Existing 3D representations, such as point clouds and 3D Gaussian splatting, often suffer from rendering artifacts or significant quality degradation under sparse input conditions. To address this limitation, this work proposes the S2D framework, which employs a two-stage strategy to enhance sparse point clouds into high-quality, dense, and view-consistent 3D Gaussian splatting representations. The key innovation lies in the first-time integration of a one-step diffusion model for both point cloud densification and image artifact inpainting, complemented by a stochastic sample dropout mechanism and weighted gradient optimization to improve reconstruction robustness and consistency.

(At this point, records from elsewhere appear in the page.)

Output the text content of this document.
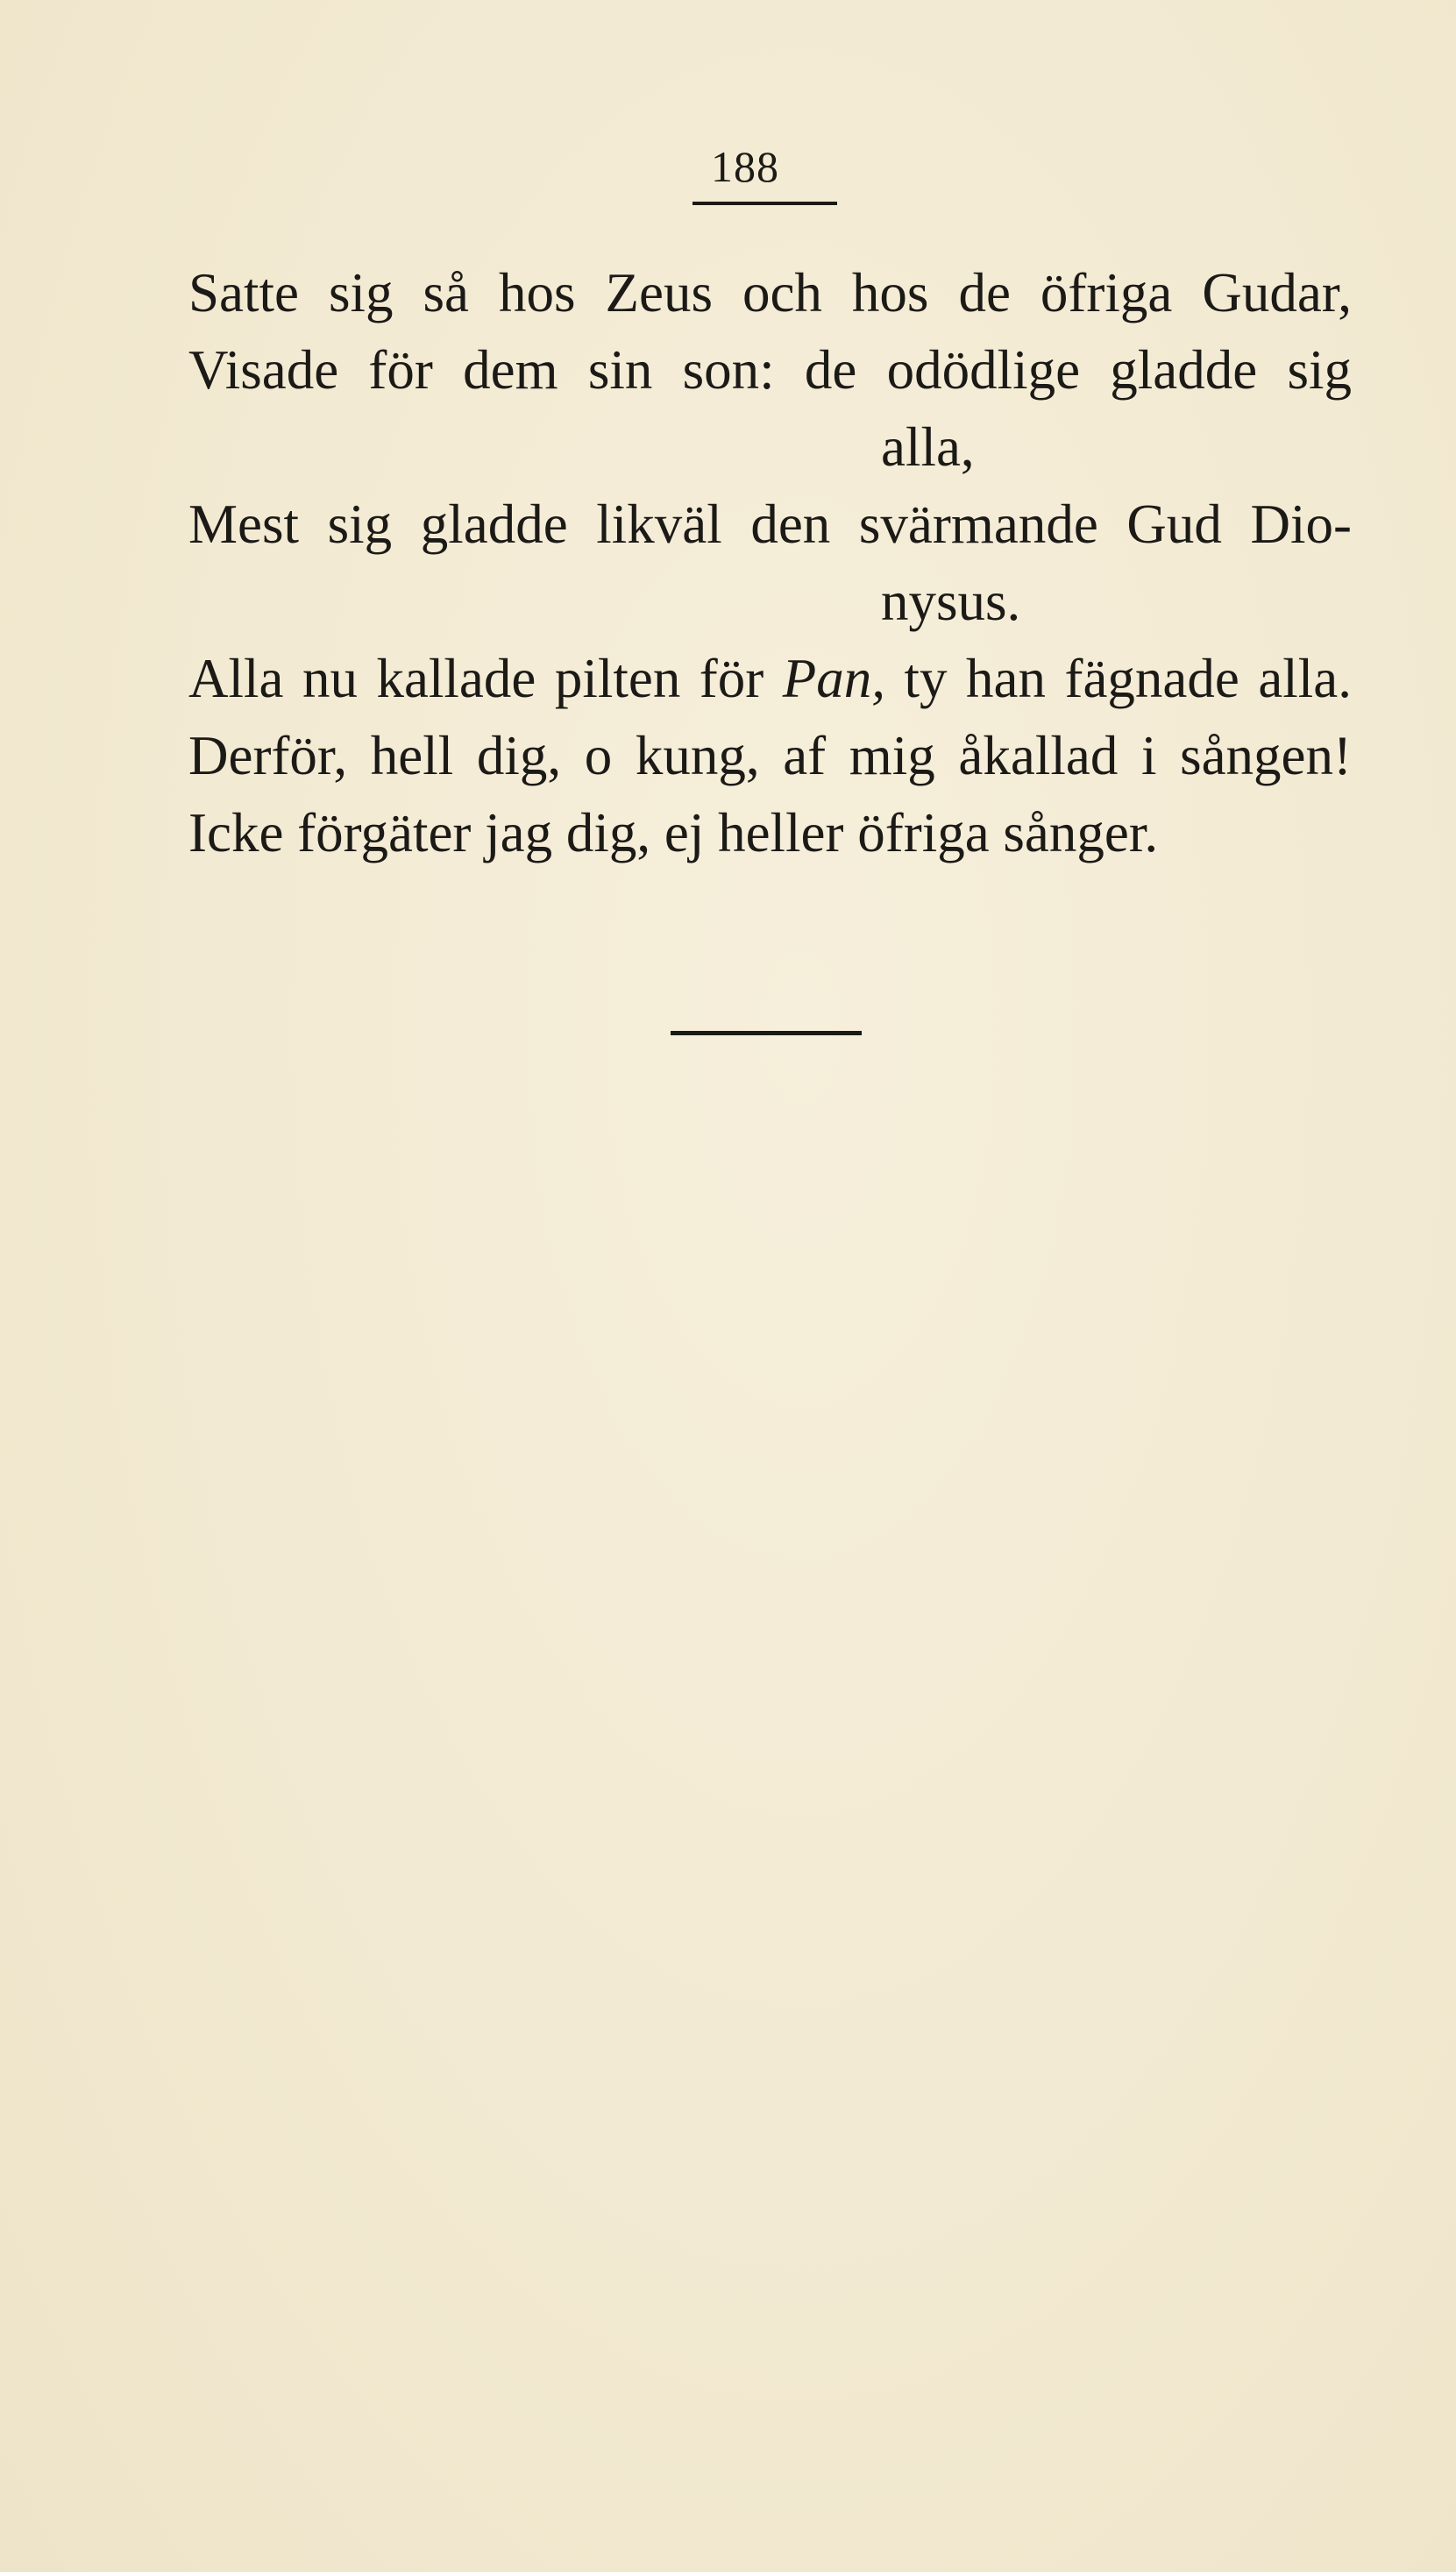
188
Satte sig så hos Zeus och hos de öfriga Gudar,
Visade för dem sin son: de odödlige gladde sig
alla,
Mest sig gladde likväl den svärmande Gud Dio-
nysus.
Alla nu kallade pilten för Pan, ty han fägnade alla.
Derför, hell dig, o kung, af mig åkallad i sången!
Icke förgäter jag dig, ej heller öfriga sånger.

Experimental results demonstrate that S2D achieves high-fidelity novel view synthesis even under extremely sparse viewing conditions, consistently attaining state-of-the-art reconstruction quality across various sparsity levels and substantially reducing the dependency of 3D Gaussian splatting on the number of input views.

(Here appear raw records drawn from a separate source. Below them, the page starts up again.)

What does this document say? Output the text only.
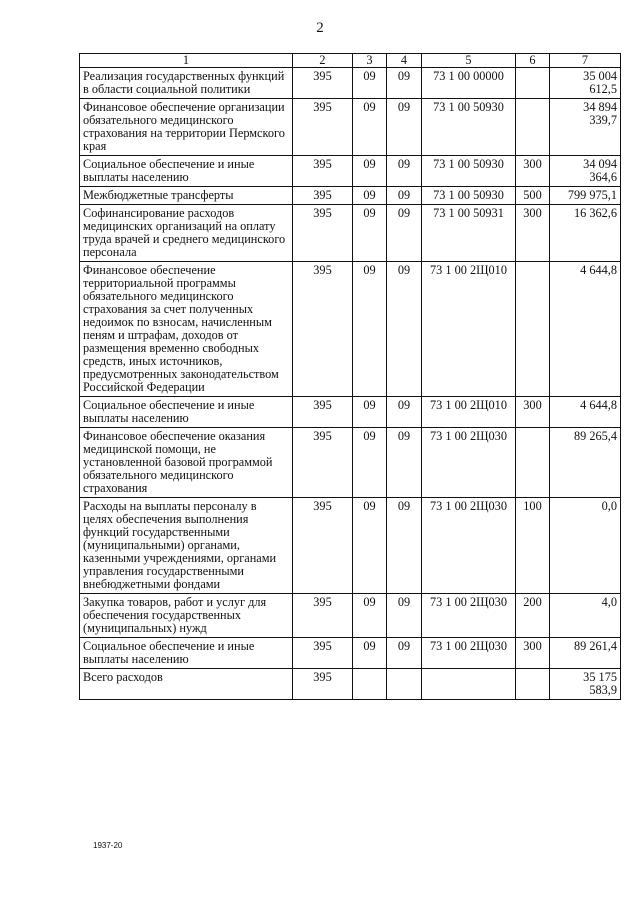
2
1	2	3	4	5	6	7
Реализация государственных функций в области социальной политики	395	09	09	73 1 00 00000		35 004 612,5
Финансовое обеспечение организации обязательного медицинского страхования на территории Пермского края	395	09	09	73 1 00 50930		34 894 339,7
Социальное обеспечение и иные выплаты населению	395	09	09	73 1 00 50930	300	34 094 364,6
Межбюджетные трансферты	395	09	09	73 1 00 50930	500	799 975,1
Софинансирование расходов медицинских организаций на оплату труда врачей и среднего медицинского персонала	395	09	09	73 1 00 50931	300	16 362,6
Финансовое обеспечение территориальной программы обязательного медицинского страхования за счет полученных недоимок по взносам, начисленным пеням и штрафам, доходов от размещения временно свободных средств, иных источников, предусмотренных законодательством Российской Федерации	395	09	09	73 1 00 2Щ010		4 644,8
Социальное обеспечение и иные выплаты населению	395	09	09	73 1 00 2Щ010	300	4 644,8
Финансовое обеспечение оказания медицинской помощи, не установленной базовой программой обязательного медицинского страхования	395	09	09	73 1 00 2Щ030		89 265,4
Расходы на выплаты персоналу в целях обеспечения выполнения функций государственными (муниципальными) органами, казенными учреждениями, органами управления государственными внебюджетными фондами	395	09	09	73 1 00 2Щ030	100	0,0
Закупка товаров, работ и услуг для обеспечения государственных (муниципальных) нужд	395	09	09	73 1 00 2Щ030	200	4,0
Социальное обеспечение и иные выплаты населению	395	09	09	73 1 00 2Щ030	300	89 261,4
Всего расходов	395					35 175 583,9
1937-20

Explicit 3D representations have already become an essential medium for 3D simulation and understanding. However, the most commonly used point cloud and 3D Gaussian Splatting (3DGS) each suffer from non-photorealistic rendering and significant degradation under sparse inputs. In this paper, we introduce Sparse to Dense lifting (S2D), a novel pipeline that bridges the two representations and achieves high-quality 3DGS reconstruction with minimal inputs. Specifically, the S2D lifting is two-fold. We first present an efficient one-step diffusion model that lifts sparse point cloud for high-fidelity image artifact fixing. Meanwhile, to reconstruct 3D consistent scenes, we also design a corresponding reconstruction strategy with random sample drop and weighted gradient for robust model fitting from sparse input views to dense novel views. Extensive experiments show that S2D achieves the best consistency in generating novel view guidance and first-tier sparse view reconstruction quality under different input sparsity. By reconstructing stable scenes with the least possible captures among existing methods, S2D enables minimal input requirements for 3DGS applications.